- Interactive map of Fort Hill
- Coordinates: 45°04′01″N 123°33′38″W﻿ / ﻿45.06694°N 123.56056°W
- Elevation: 105 m (345 ft)

Population
- • Estimate (2020): 154
- Area code(s): 541 & 458
- GNIS feature ID: 2629773

= Fort Hill, Oregon =

Unincorporated community in the state of Oregon, United States

Fort Hill is an unincorporated community in Polk and Yamhill counties in Oregon, United States. It is located about a mile east of Spirit Mountain Casino on Oregon Route 22 near the South Yamhill River. For statistical purposes, the United States Census Bureau has defined Fort Hill as a census-designated place (CDP).
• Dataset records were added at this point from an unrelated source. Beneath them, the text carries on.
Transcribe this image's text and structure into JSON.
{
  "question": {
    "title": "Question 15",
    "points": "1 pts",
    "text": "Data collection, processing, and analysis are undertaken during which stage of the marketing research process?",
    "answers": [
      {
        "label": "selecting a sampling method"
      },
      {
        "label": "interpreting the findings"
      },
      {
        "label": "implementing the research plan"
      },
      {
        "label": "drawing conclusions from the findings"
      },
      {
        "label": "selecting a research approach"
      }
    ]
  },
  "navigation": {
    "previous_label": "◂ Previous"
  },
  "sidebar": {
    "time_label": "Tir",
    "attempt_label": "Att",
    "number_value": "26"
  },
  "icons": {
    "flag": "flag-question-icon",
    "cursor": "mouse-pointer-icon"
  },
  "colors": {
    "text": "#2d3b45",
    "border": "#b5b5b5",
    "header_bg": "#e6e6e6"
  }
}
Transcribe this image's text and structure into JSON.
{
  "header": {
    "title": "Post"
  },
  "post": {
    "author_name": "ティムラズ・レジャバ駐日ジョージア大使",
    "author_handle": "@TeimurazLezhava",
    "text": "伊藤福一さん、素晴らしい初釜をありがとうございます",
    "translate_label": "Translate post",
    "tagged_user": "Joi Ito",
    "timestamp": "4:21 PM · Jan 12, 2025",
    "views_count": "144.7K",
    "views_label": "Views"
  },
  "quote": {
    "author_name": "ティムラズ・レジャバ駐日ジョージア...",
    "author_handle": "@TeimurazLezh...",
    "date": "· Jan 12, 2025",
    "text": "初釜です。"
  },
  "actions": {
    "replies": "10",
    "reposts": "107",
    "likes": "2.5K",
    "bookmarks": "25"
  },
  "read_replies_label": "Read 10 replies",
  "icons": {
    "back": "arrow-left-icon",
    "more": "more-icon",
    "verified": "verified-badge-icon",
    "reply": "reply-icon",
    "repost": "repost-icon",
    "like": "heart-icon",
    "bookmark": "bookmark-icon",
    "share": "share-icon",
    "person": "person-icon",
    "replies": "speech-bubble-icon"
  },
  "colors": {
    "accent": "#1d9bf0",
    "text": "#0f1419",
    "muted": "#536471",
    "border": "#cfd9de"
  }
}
As of the 2020 census, Fort Hill had a population of 154. The census definition of the area may not precisely correspond to local understanding of the area with the same name. The hill of the same name, located just east of Valley Junction, was the site of a blockhouse built by settlers in 1855–1856. The blockhouse became part of Fort Yamhill, and was later moved to Grand Ronde Agency and is now located in Dayton.

==Demographics==
As of the 2020 census there were 154 people, 79 housing units, and 98 families in the CDP. There were 116 White people, 0 African Americans, 16 Native Americans, 2 Asians, 2 from some other race, and 18 from two or more races. There were 14 people with Hispanic or Latino origin.

The median age in Fort Hill was 57.9 years old. 43.4% of the population were between the ages of 75 and 84. 30.1% of the population were veterans.

The median household income was $16,914, but 0.0% of the population were in poverty.